La formulation employée entretient de toute façon la confusion entre  les deux questionnaires, tant et si bien que l’on peut se demander si le Conseil Général n’essaie pas de rejeter sur l’enseignant une responsabilité d’informer les parents dans les deux cas. Or, pour avoir accompagné mon fils à cette visite médicale, je peux certifier que ni l’institutrice, ni la professionnelle de la PMI ne m’a pas informé de l’existence du questionnaire incriminé, alors que nous avons évoqué le questionnaire médical que les parents peuvent remplir.

 Enfin Madame Petit-Girard déclare : « Il me paraît utile de vous préciser que les éléments recueillis à partir du questionnaire dont vous avez connaissance, se limitent à une description sommaire de la façon dont l’enfant appréhende la vie en classe et les acquisitions scolaires ».

 Même si tel était le cas, il est permis de s’interroger sur la raison qui pousse le Conseil Général à se mêler de questions qui outrepassent le cadre d’une visite médicale.

 Or tel n’est pas le cas du fait du caractère particulier de certaines rubriques.  Comme vous pouvez le lire les questions posées portent atteinte à l’intimité des familles en demandant aux enseignants d’exposer des éléments sujets à leur interprétation, tel qui l’apparaît dans les rubriques « Contacts de l’enseignant avec les parents » ou « comportement avec l’enseignant » par exemple, sans compter la place laissée pour des « observations éventuelles » et « si insuffisants, pourquoi ? ». Imaginons un peu qu’une institutrice soit en conflit avec un parent, peut-on écarter alors la possibilité d’un règlement de compte par questionnaire interposé, avec toutes les conséquences que cela comporte puisque les services du Conseil Général du Cher pourraient l’utiliser en vue d’une enquête sociale ?

UN QUESTIONNAIRE DANGEREUX, QUI VA BIEN AU-DELÀ DE LA VIOLATION DE LA VIE PRIVÉE

 Loin d’être anodin ce questionnaire pourrait être un outil destiné à alimenter un fichier « d’informations préoccupantes » concernant les familles et établi par les services du Conseil Général du Cher (http://comitecedif.wordpress.com/2011/06/17/les-informations-preoccupantes/).

Ce soupçon est renforcé par la déclaration qui a été faite par la PMI à la directrice de l’école de ma fille et qui est en substance : « de quoi se plaignent-ils les informations sur leur enfant sont bonnes ! »

Un risque confirmé par ce passage du « guide du signalement » du Conseil Général du Cher : « Les rencontres dans le cadre des préventions des  risques sur l’enfant lors des visites médicales obligatoires sont au nombre de 5 entre 4 et 15 ans.

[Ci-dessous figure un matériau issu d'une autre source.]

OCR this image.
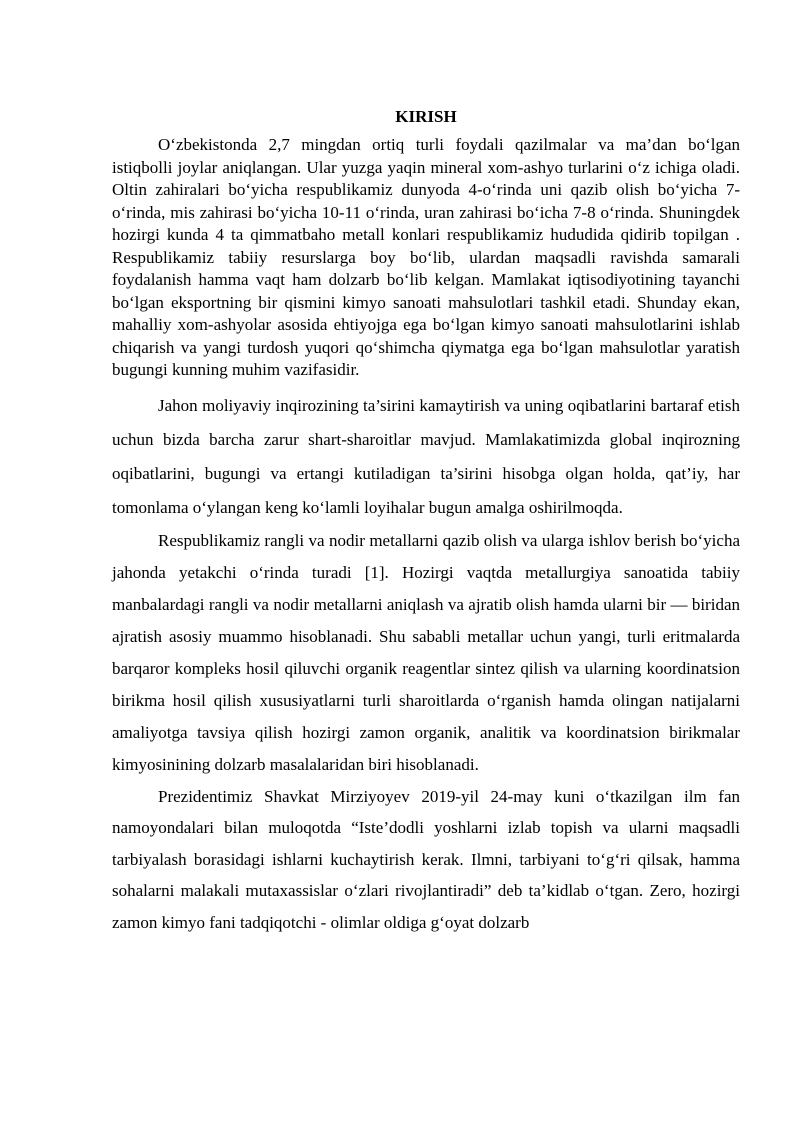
KIRISH

O‘zbekistonda 2,7 mingdan ortiq turli foydali qazilmalar va ma’dan bo‘lgan istiqbolli joylar aniqlangan. Ular yuzga yaqin mineral xom-ashyo turlarini o‘z ichiga oladi. Oltin zahiralari bo‘yicha respublikamiz dunyoda 4-o‘rinda uni qazib olish bo‘yicha 7-o‘rinda, mis zahirasi bo‘yicha 10-11 o‘rinda, uran zahirasi bo‘icha 7-8 o‘rinda. Shuningdek hozirgi kunda 4 ta qimmatbaho metall konlari respublikamiz hududida qidirib topilgan . Respublikamiz tabiiy resurslarga boy bo‘lib, ulardan maqsadli ravishda samarali foydalanish hamma vaqt ham dolzarb bo‘lib kelgan. Mamlakat iqtisodiyotining tayanchi bo‘lgan eksportning bir qismini kimyo sanoati mahsulotlari tashkil etadi. Shunday ekan, mahalliy xom-ashyolar asosida ehtiyojga ega bo‘lgan kimyo sanoati mahsulotlarini ishlab chiqarish va yangi turdosh yuqori qo‘shimcha qiymatga ega bo‘lgan mahsulotlar yaratish bugungi kunning muhim vazifasidir.

Jahon moliyaviy inqirozining ta’sirini kamaytirish va uning oqibatlarini bartaraf etish uchun bizda barcha zarur shart-sharoitlar mavjud. Mamlakatimizda global inqirozning oqibatlarini, bugungi va ertangi kutiladigan ta’sirini hisobga olgan holda, qat’iy, har tomonlama o‘ylangan keng ko‘lamli loyihalar bugun amalga oshirilmoqda.

Respublikamiz rangli va nodir metallarni qazib olish va ularga ishlov berish bo‘yicha jahonda yetakchi o‘rinda turadi [1]. Hozirgi vaqtda metallurgiya sanoatida tabiiy manbalardagi rangli va nodir metallarni aniqlash va ajratib olish hamda ularni bir — biridan ajratish asosiy muammo hisoblanadi. Shu sababli metallar uchun yangi, turli eritmalarda barqaror kompleks hosil qiluvchi organik reagentlar sintez qilish va ularning koordinatsion birikma hosil qilish xususiyatlarni turli sharoitlarda o‘rganish hamda olingan natijalarni amaliyotga tavsiya qilish hozirgi zamon organik, analitik va koordinatsion birikmalar kimyosinining dolzarb masalalaridan biri hisoblanadi.

Prezidentimiz Shavkat Mirziyoyev 2019-yil 24-may kuni o‘tkazilgan ilm fan namoyondalari bilan muloqotda “Iste’dodli yoshlarni izlab topish va ularni maqsadli tarbiyalash borasidagi ishlarni kuchaytirish kerak. Ilmni, tarbiyani to‘g‘ri qilsak, hamma sohalarni malakali mutaxassislar o‘zlari rivojlantiradi” deb ta’kidlab o‘tgan. Zero, hozirgi zamon kimyo fani tadqiqotchi - olimlar oldiga g‘oyat dolzarb
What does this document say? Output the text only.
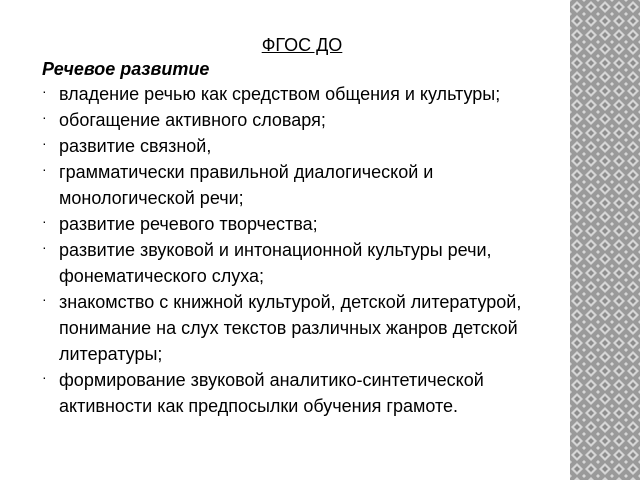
ФГОС ДО
Речевое развитие
· владение речью как средством общения и культуры;
· обогащение активного словаря;
· развитие связной,
· грамматически правильной диалогической и монологической речи;
· развитие речевого творчества;
· развитие звуковой и интонационной культуры речи, фонематического слуха;
· знакомство с книжной культурой, детской литературой, понимание на слух текстов различных жанров детской литературы;
· формирование звуковой аналитико-синтетической активности как предпосылки обучения грамоте.
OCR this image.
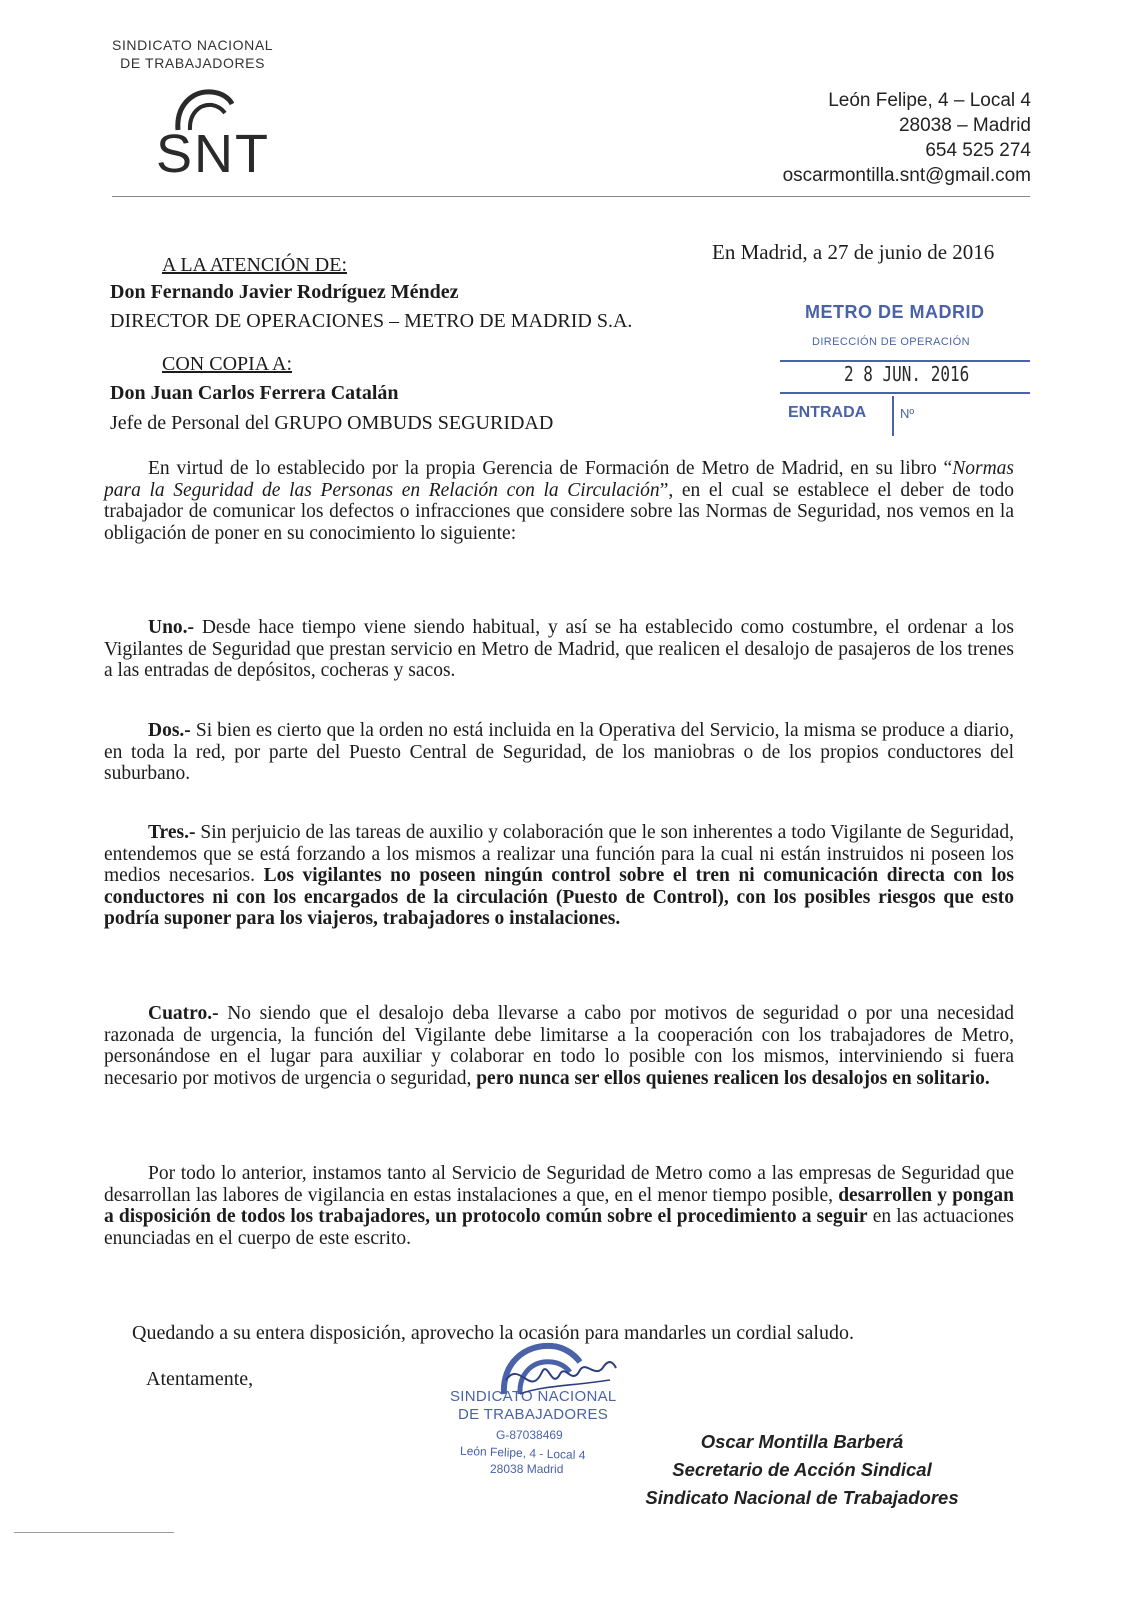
SINDICATO NACIONAL
DE TRABAJADORES
SNT
León Felipe, 4 – Local 4
28038 – Madrid
654 525 274
oscarmontilla.snt@gmail.com
En Madrid, a 27 de junio de 2016
A LA ATENCIÓN DE:
Don Fernando Javier Rodríguez Méndez
DIRECTOR DE OPERACIONES – METRO DE MADRID S.A.
CON COPIA A:
Don Juan Carlos Ferrera Catalán
Jefe de Personal del GRUPO OMBUDS SEGURIDAD
METRO DE MADRID
DIRECCIÓN DE OPERACIÓN
2 8 JUN. 2016
ENTRADA	Nº
En virtud de lo establecido por la propia Gerencia de Formación de Metro de Madrid, en su libro “Normas para la Seguridad de las Personas en Relación con la Circulación”, en el cual se establece el deber de todo trabajador de comunicar los defectos o infracciones que considere sobre las Normas de Seguridad, nos vemos en la obligación de poner en su conocimiento lo siguiente:
Uno.- Desde hace tiempo viene siendo habitual, y así se ha establecido como costumbre, el ordenar a los Vigilantes de Seguridad que prestan servicio en Metro de Madrid, que realicen el desalojo de pasajeros de los trenes a las entradas de depósitos, cocheras y sacos.
Dos.- Si bien es cierto que la orden no está incluida en la Operativa del Servicio, la misma se produce a diario, en toda la red, por parte del Puesto Central de Seguridad, de los maniobras o de los propios conductores del suburbano.
Tres.- Sin perjuicio de las tareas de auxilio y colaboración que le son inherentes a todo Vigilante de Seguridad, entendemos que se está forzando a los mismos a realizar una función para la cual ni están instruidos ni poseen los medios necesarios. Los vigilantes no poseen ningún control sobre el tren ni comunicación directa con los conductores ni con los encargados de la circulación (Puesto de Control), con los posibles riesgos que esto podría suponer para los viajeros, trabajadores o instalaciones.
Cuatro.- No siendo que el desalojo deba llevarse a cabo por motivos de seguridad o por una necesidad razonada de urgencia, la función del Vigilante debe limitarse a la cooperación con los trabajadores de Metro, personándose en el lugar para auxiliar y colaborar en todo lo posible con los mismos, interviniendo si fuera necesario por motivos de urgencia o seguridad, pero nunca ser ellos quienes realicen los desalojos en solitario.
Por todo lo anterior, instamos tanto al Servicio de Seguridad de Metro como a las empresas de Seguridad que desarrollan las labores de vigilancia en estas instalaciones a que, en el menor tiempo posible, desarrollen y pongan a disposición de todos los trabajadores, un protocolo común sobre el procedimiento a seguir en las actuaciones enunciadas en el cuerpo de este escrito.
Quedando a su entera disposición, aprovecho la ocasión para mandarles un cordial saludo.
Atentamente,
SINDICATO NACIONAL
DE TRABAJADORES
G-87038469
León Felipe, 4 - Local 4
28038 Madrid
Oscar Montilla Barberá
Secretario de Acción Sindical
Sindicato Nacional de Trabajadores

Ces temps de rencontre ne doivent pas se limiter, dans leur contenu, à un aspect purement médical, mais constituent l’occasion d’aborder plus largement le contexte de vie, les relations de l’enfant avec ses parents et avec autrui, les aspects quotidiens d’ordre éducatif, social, économique, culturel ».

 On peut donc ici noter le caractère ouvertement inquisitoire de telles visites faussement prétendues obligatoires, au cours desquelles l’enfant peut aussi être interrogé et ses propos interprétés.

 UNE QUESTION QUI RELÈVE DE FICHIERS ETHNIQUES

Parmi ces questions permettant une si « sommaire description » peut-on aussi compter celle qui porte sur le « bilinguisme » d’enfants de 4 ans ?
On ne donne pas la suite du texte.